Margaux Margaux

L'homme qui voulait changer de vie

Les yeux des badauds sont braqués sur la scène, les surfeurs se sont arrêtés et chacun rend grâce à ce moment sublime, enveloppé par le souffle tiède de l’été éternel. Je tourne la tête vers l’homme qui voulait changer de vie. — Il vaut peut-être mieux être pauvre au soleil, mon ami.

L'homme qui voulait changer de vie

Plage de Kuta, Bali, Indonésie. 

J’ai rencontré ce jeune homme il y a quelques années sur une plage balinaise. Au début, j'étais sa cliente, j’avais choisi une de ses chaises en plastique sur la plage et je célébrais mon arrivée sur l'île avec les bières fraîches de sa glacière. 
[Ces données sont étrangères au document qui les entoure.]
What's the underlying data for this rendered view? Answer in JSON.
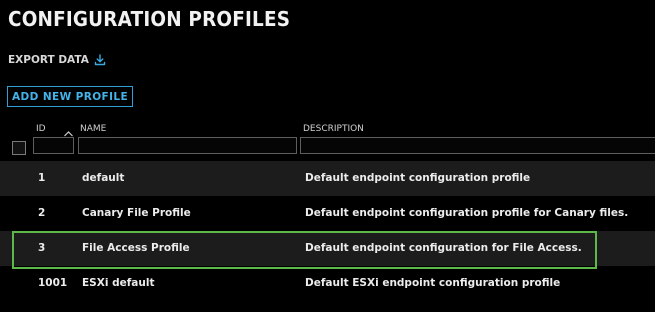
{
  "page": {
    "title": "CONFIGURATION PROFILES"
  },
  "toolbar": {
    "export_label": "EXPORT DATA",
    "export_icon": "download-icon",
    "add_label": "ADD NEW PROFILE"
  },
  "table": {
    "columns": {
      "id": "ID",
      "name": "NAME",
      "description": "DESCRIPTION"
    },
    "sort": {
      "column": "id",
      "direction": "ascending",
      "icon": "chevron-up-icon"
    },
    "rows": [
      {
        "id": "1",
        "name": "default",
        "description": "Default endpoint configuration profile"
      },
      {
        "id": "2",
        "name": "Canary File Profile",
        "description": "Default endpoint configuration profile for Canary files."
      },
      {
        "id": "3",
        "name": "File Access Profile",
        "description": "Default endpoint configuration for File Access."
      },
      {
        "id": "1001",
        "name": "ESXi default",
        "description": "Default ESXi endpoint configuration profile"
      }
    ],
    "highlighted_row": 2
  },
  "colors": {
    "accent": "#2f9fd6",
    "highlight": "#5db84a",
    "row_alt": "#1c1c1c",
    "background": "#000000"
  }
}
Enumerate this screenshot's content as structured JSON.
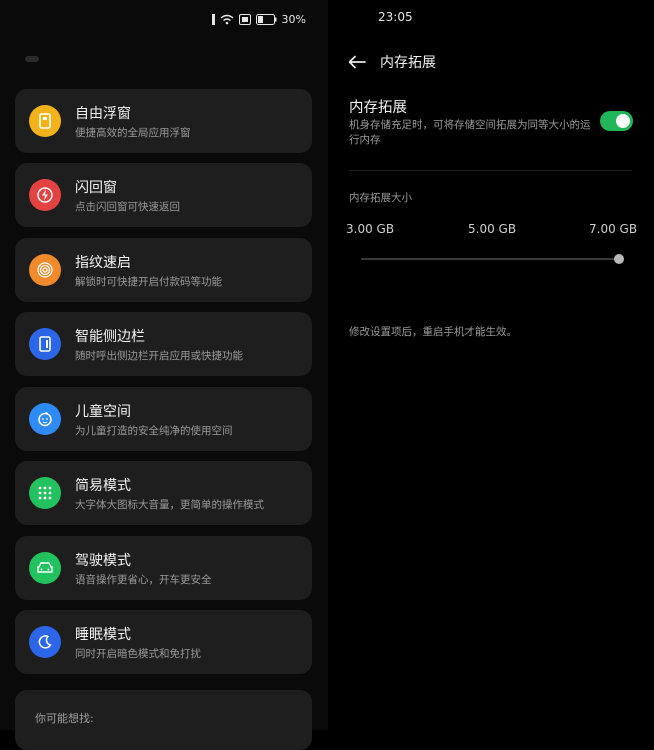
{
  "colors": {
    "toggle_on": "#21b65a",
    "floating_window": "#f2b21a",
    "flashback": "#e44141",
    "quick_launch": "#f08a2b",
    "smart_sidebar": "#2b66e8",
    "kids_space": "#2e8af5",
    "simple_mode": "#22c35e",
    "driving_mode": "#22c35e",
    "sleep_mode": "#2b66e8"
  },
  "status_bar": {
    "battery": "30%",
    "time": "23:05"
  },
  "left_panel": {
    "items": [
      {
        "title": "自由浮窗",
        "subtitle": "便捷高效的全局应用浮窗",
        "icon": "floating-window-icon"
      },
      {
        "title": "闪回窗",
        "subtitle": "点击闪回窗可快速返回",
        "icon": "lightning-icon"
      },
      {
        "title": "指纹速启",
        "subtitle": "解锁时可快捷开启付款码等功能",
        "icon": "fingerprint-icon"
      },
      {
        "title": "智能侧边栏",
        "subtitle": "随时呼出侧边栏开启应用或快捷功能",
        "icon": "sidebar-icon"
      },
      {
        "title": "儿童空间",
        "subtitle": "为儿童打造的安全纯净的使用空间",
        "icon": "child-face-icon"
      },
      {
        "title": "简易模式",
        "subtitle": "大字体大图标大音量，更简单的操作模式",
        "icon": "grid-dots-icon"
      },
      {
        "title": "驾驶模式",
        "subtitle": "语音操作更省心，开车更安全",
        "icon": "car-icon"
      },
      {
        "title": "睡眠模式",
        "subtitle": "同时开启暗色模式和免打扰",
        "icon": "moon-icon"
      }
    ],
    "suggest_label": "你可能想找:"
  },
  "right_panel": {
    "nav_title": "内存拓展",
    "setting": {
      "title": "内存拓展",
      "description": "机身存储充足时，可将存储空间拓展为同等大小的运行内存",
      "enabled": true
    },
    "size_section": {
      "label": "内存拓展大小",
      "options": [
        "3.00 GB",
        "5.00 GB",
        "7.00 GB"
      ],
      "selected": "7.00 GB"
    },
    "note": "修改设置项后，重启手机才能生效。"
  }
}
Au fil de nos discussions, j’apprends qu’il est professeur de surf et que lorsqu’il ne donne pas de leçons, il vend des bières sur la plage.

Quelques instants plus tard, voilà qu’il ne souhaite plus que je paie pour les Bintang et il propose même de m'initier au surf gratuitement.
J’aime à penser que je suis devenue son amie, mais l’histoire me donnera tort, évidemment. 
Nous abordons des sujets plus personnels et il me confie son envie de changer de vie.
— Tiens …
Ce grand et beau jeune homme cultive son bronzage et manifeste une grande fierté pour ses bouclettes blondies par le soleil. Il m’a longuement expliqué sa passion pour le surf et s’est abondamment vanté d’avoir du succès auprès des femmes, ce que je n’ai pu m’empêcher de juger fort maladroit. Peut-être a-t-il d’autres passions non exploitées vers lesquelles il voulait orienter sa vie future ? 
— Non, ce n’est pas ça.
Il est satisfait de son activité et n'éprouve aucune frustration à ce sujet. Peut-être alors ne gagne-t-il pas assez d’argent ? On touche du doigt quelque chose, mais là encore, il peut subvenir à ses besoins, sortir avec ses amis et il vit dans une maison honnête près de la plage. À ce stade, je dénombre plus d’amis prêts à prendre sa place que je ne peux en compter avec les doigts de mes mains doublés de ceux de mes pieds.
— Je voudrais échanger ma vie avec la tienne et vivre en France.
— Quelle drôle d'idée. Pense-je subitement, ingénue.
J’aime beaucoup mon pays moi aussi, trois mois sur douze, puisque je déteste avoir froid. C’est un pays remarquable et je ne me plaindrai jamais que la naissance m’ait offert ses superbes terres et ce passeport tellement pratique, mais la classe moyenne par chez moi ne vit pas en slip sur la plage douze mois par an à picoler de la bière avec les clients, finis-je par lui expliquer. 
Il a trente ans, aucun diplôme, pas de compétences particulières mis à part le surf, et il ne parle pas un mot de français. Il insiste, venir vivre en France serait pour lui et aux yeux de sa famille, une réussite.
— Même si tu devais y être malheureux ?
Je lui explique l’hiver, les HLM, les barres d’immeubles et les cités, ainsi que la difficulté d'être propriétaire de ses murs et le luxe que représente une maison près de la mer. Il me dévisage l’air perplexe, pendant que je m’affaire à piétiner son rêve. Je reprends :
— Il faut un diplôme pour enseigner le surf légalement, il te faut aussi un permis pour vendre de l’alcool. Si tu veux faire ça toute l'année, il te faudra être sacrément acharné, parce que la plupart du temps les températures ne dépasseront pas les huit degrés.
— Vraiment ? Me questionne-t-il en écarquillant les yeux.
— Tu t’es renseigné sur la France ? Tu as une idée de ce que tu vas faire là-bas ?
— Non…
Tout ce qu’il sait est le prestige, et briller auprès des siens c’est important. C’est sans vraiment y avoir réfléchi que je lui inflige une nouvelle perspective désagréable. C'est presque comme un réflexe. Le même que celui dont on est piqué lorsqu’un enfant se met debout sur une table avec un linge sur les épaules et vous annonce qu’il va voler. On éructe malgré nous : “Tu vas tomber !”
Après un court moment de silence, il reprend.
— Oui mais, vous pouvez voyager, moi je suis coincé sur cette île. Le passeport indonésien n'est pas bon et avec le salaire minimum il faudrait des années pour pouvoir acheter un billet d'avion.
Un point pour lui.
— Il y a plein de Français qui n'ont jamais vu la mer parce que même un billet de train pour la première côte française est trop cher pour eux. On peut tous voyager en théorie, oui. Nos passeports nous le permettent, pas nos comptes en banque.
Je ne sais pas s’il m’a écouté, il a les yeux dans le vague et semble penser à autre chose.